As promised, here's a summary of revisions I made to the material I sent out in
December. Attached is the complete material with revisions. Thanks to all of
you who responded. I believe that I have your feedback incorporated in the
revisions in some form or another.
The perldoc update...
1) Change the example's column name from "name" to "fullname".
2) Changed use of "parameter" to "placeholder".
3) Fixed the iterating script example.
4) Addressed the issue that if Example 0 works, Examples 4, 5, and 6 work, even
if their features aren't fully supported.
5) Updated the database-engine/working-example matrix.
6) A few misc grammar fixes.
The accompanying perl script...
1) Documented issue with Sybase columns defaulting to NOT NULL.
2) Padded char data with blanks for databases (e.g. Oracle) that don't pad char
values automatically.
3) Added display of row ids for styles that return rows, but not the expected
rows.
4) The script no longer relies on output from the "rows" method, and issues a
warning if it doesn't "work" as expected.
-----Original Message-----
From: CAMPBELL, BRIAN D (BRIAN) [mailto:[EMAIL PROTECTED]
Sent: Thursday, December 16, 2004 10:33 AM
To: [email protected]
Subject: Perl DBI Documentation Proposal: Using NULLs in Placeholders
Fellow DBI Users,
Tim Bunce has asked me to help revise the NULLs subsection in the "Placeholders
and Bind Values" section in the DBI documention for DBI 1.47. Attached is the
proposed text to be included, along with an associated perl script. You are
invited to review them. Please send comments back directly to me (not the DBI
users mailing list). I'll post a summary in January.
The revision addresses the issue of testing for NULL values in a WHERE clause.

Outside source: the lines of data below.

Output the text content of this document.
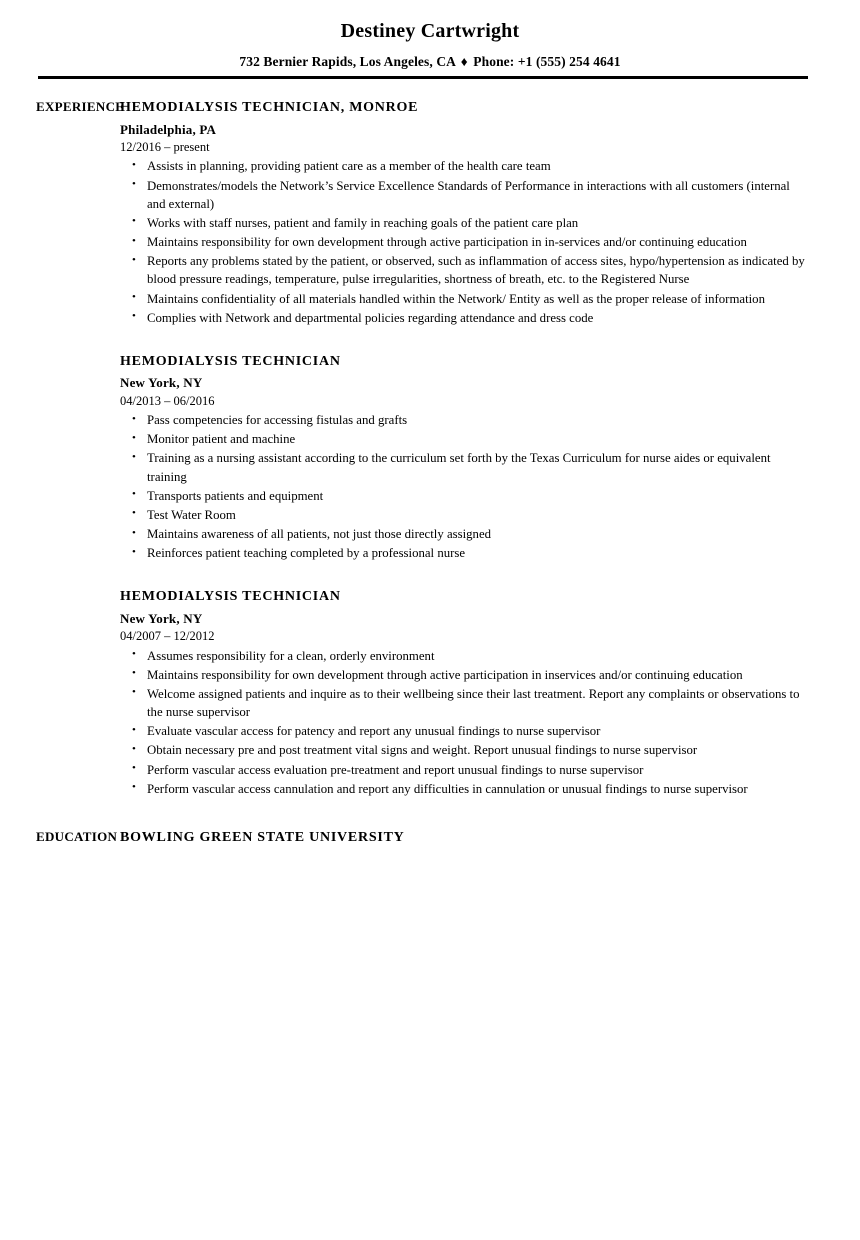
Destiney Cartwright
732 Bernier Rapids, Los Angeles, CA ♦ Phone: +1 (555) 254 4641
EXPERIENCE
HEMODIALYSIS TECHNICIAN, MONROE
Philadelphia, PA
12/2016 – present
• Assists in planning, providing patient care as a member of the health care team
• Demonstrates/models the Network’s Service Excellence Standards of Performance in interactions with all customers (internal and external)
• Works with staff nurses, patient and family in reaching goals of the patient care plan
• Maintains responsibility for own development through active participation in in-services and/or continuing education
• Reports any problems stated by the patient, or observed, such as inflammation of access sites, hypo/hypertension as indicated by blood pressure readings, temperature, pulse irregularities, shortness of breath, etc. to the Registered Nurse
• Maintains confidentiality of all materials handled within the Network/ Entity as well as the proper release of information
• Complies with Network and departmental policies regarding attendance and dress code
HEMODIALYSIS TECHNICIAN
New York, NY
04/2013 – 06/2016
• Pass competencies for accessing fistulas and grafts
• Monitor patient and machine
• Training as a nursing assistant according to the curriculum set forth by the Texas Curriculum for nurse aides or equivalent training
• Transports patients and equipment
• Test Water Room
• Maintains awareness of all patients, not just those directly assigned
• Reinforces patient teaching completed by a professional nurse
HEMODIALYSIS TECHNICIAN
New York, NY
04/2007 – 12/2012
• Assumes responsibility for a clean, orderly environment
• Maintains responsibility for own development through active participation in inservices and/or continuing education
• Welcome assigned patients and inquire as to their wellbeing since their last treatment. Report any complaints or observations to the nurse supervisor
• Evaluate vascular access for patency and report any unusual findings to nurse supervisor
• Obtain necessary pre and post treatment vital signs and weight. Report unusual findings to nurse supervisor
• Perform vascular access evaluation pre-treatment and report unusual findings to nurse supervisor
• Perform vascular access cannulation and report any difficulties in cannulation or unusual findings to nurse supervisor
EDUCATION BOWLING GREEN STATE UNIVERSITY
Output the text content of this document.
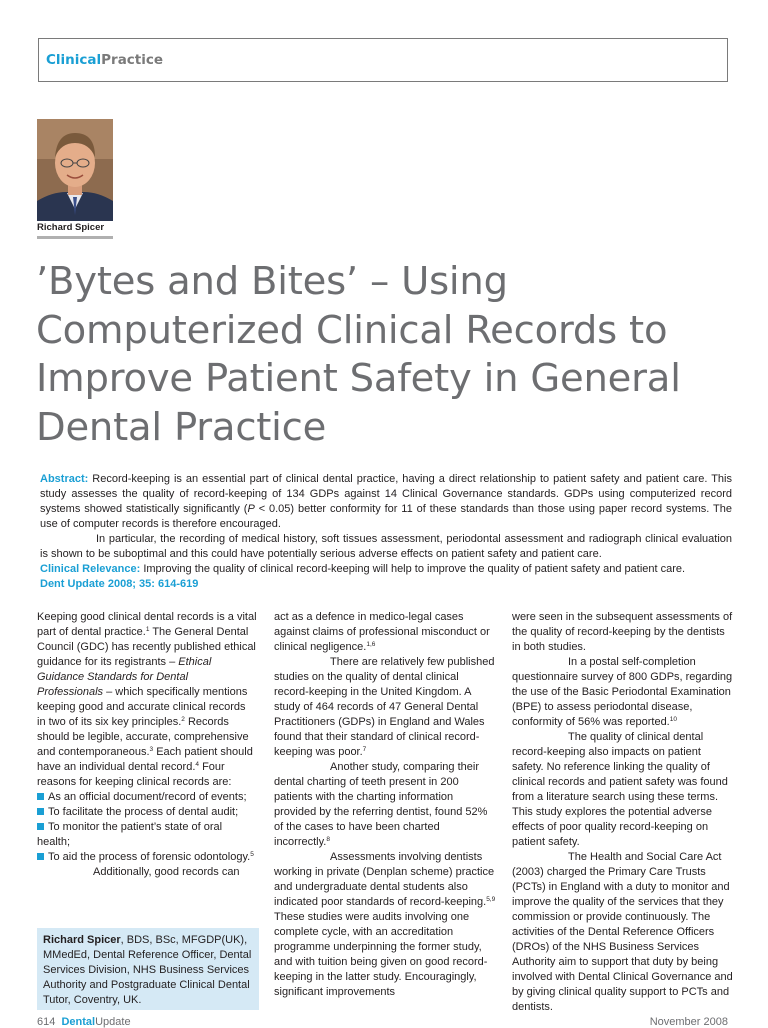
ClinicalPractice
Richard Spicer
’Bytes and Bites’ – Using Computerized Clinical Records to Improve Patient Safety in General Dental Practice

Abstract: Record-keeping is an essential part of clinical dental practice, having a direct relationship to patient safety and patient care. This study assesses the quality of record-keeping of 134 GDPs against 14 Clinical Governance standards. GDPs using computerized record systems showed statistically significantly (P < 0.05) better conformity for 11 of these standards than those using paper record systems. The use of computer records is therefore encouraged.

In particular, the recording of medical history, soft tissues assessment, periodontal assessment and radiograph clinical evaluation is shown to be suboptimal and this could have potentially serious adverse effects on patient safety and patient care.

Clinical Relevance: Improving the quality of clinical record-keeping will help to improve the quality of patient safety and patient care.

Dent Update 2008; 35: 614-619

Keeping good clinical dental records is a vital part of dental practice.$^1$ The General Dental Council (GDC) has recently published ethical guidance for its registrants – Ethical Guidance Standards for Dental Professionals – which specifically mentions keeping good and accurate clinical records in two of its six key principles.$^2$ Records should be legible, accurate, comprehensive and contemporaneous.$^3$ Each patient should have an individual dental record.$^4$ Four reasons for keeping clinical records are:

As an official document/record of events;

To facilitate the process of dental audit;

To monitor the patient’s state of oral health;

To aid the process of forensic odontology.$^5$

Additionally, good records can

act as a defence in medico-legal cases against claims of professional misconduct or clinical negligence.$^{1,6}$

There are relatively few published studies on the quality of dental clinical record-keeping in the United Kingdom. A study of 464 records of 47 General Dental Practitioners (GDPs) in England and Wales found that their standard of clinical record-keeping was poor.$^7$

Another study, comparing their dental charting of teeth present in 200 patients with the charting information provided by the referring dentist, found 52% of the cases to have been charted incorrectly.$^8$

Assessments involving dentists working in private (Denplan scheme) practice and undergraduate dental students also indicated poor standards of record-keeping.$^{5,9}$ These studies were audits involving one complete cycle, with an accreditation programme underpinning the former study, and with tuition being given on good record-keeping in the latter study. Encouragingly, significant improvements

were seen in the subsequent assessments of the quality of record-keeping by the dentists in both studies.

In a postal self-completion questionnaire survey of 800 GDPs, regarding the use of the Basic Periodontal Examination (BPE) to assess periodontal disease, conformity of 56% was reported.$^{10}$

The quality of clinical dental record-keeping also impacts on patient safety. No reference linking the quality of clinical records and patient safety was found from a literature search using these terms. This study explores the potential adverse effects of poor quality record-keeping on patient safety.

The Health and Social Care Act (2003) charged the Primary Care Trusts (PCTs) in England with a duty to monitor and improve the quality of the services that they commission or provide continuously. The activities of the Dental Reference Officers (DROs) of the NHS Business Services Authority aim to support that duty by being involved with Dental Clinical Governance and by giving clinical quality support to PCTs and dentists.

Richard Spicer, BDS, BSc, MFGDP(UK), MMedEd, Dental Reference Officer, Dental Services Division, NHS Business Services Authority and Postgraduate Clinical Dental Tutor, Coventry, UK.
614 DentalUpdate	November 2008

There's no "one size fits all" solution, so several options are given. In
particular, several examples of WHERE clauses are presented that can support
both NULL and non-NULL tests. But the examples tend to rely on database
specific features or how flexibly they support placeholders (e.g. Informix
supports the NVL function but not with a placeholder).
Near the bottom of the attached text is a table that lists some database
engines and which WHERE clause examples work with them. The table is sparse.
Only Informix has been properly tested so far. Any other entries you see are
educated guesses. You can help us fill out the table. How? Use the attached
perl script that you can run to see which examples actually work on your
favorite database engine. I invite you to run it and send the results back to
me (not the DBI users mailing list). I'll post a summary. View the top of the
perl script for specific instructions. You'll likely want to change the suffix
of the script's file name to .pl.
B<NULL Values>
Undefined values, or C<undef>, are used to indicate NULL values.
You can insert and update columns with a NULL value as you would a
non-NULL value. These examples insert and update the column
C<age> with a NULL value:
$sth = $dbh->prepare(qq{
INSERT INTO people (fullname, age) VALUES (?, ?)
});
$sth->execute("Joe Bloggs", undef);
$sth = $dbh->prepare(qq{
UPDATE people SET age = ? WHERE fullname = ?
});
$sth->execute(undef, "Joe Bloggs");
However, care must be taken when trying to use NULL values in a
C<WHERE> clause. Consider:
SELECT fullname FROM people WHERE age = ?
Binding an C<undef> (NULL) to the placeholder will I<not> select rows
which have a NULL C<age>! At least for database engines that
conform to the SQL standard. Refer to the SQL manual for your database
engine or any SQL book for the reasons for this. To explicitly select
NULLs you have to say "C<WHERE age IS NULL>".
A common issue is to have a code fragment handle a value that could be
either C<defined> or C<undef> (non-NULL or NULL) at runtime.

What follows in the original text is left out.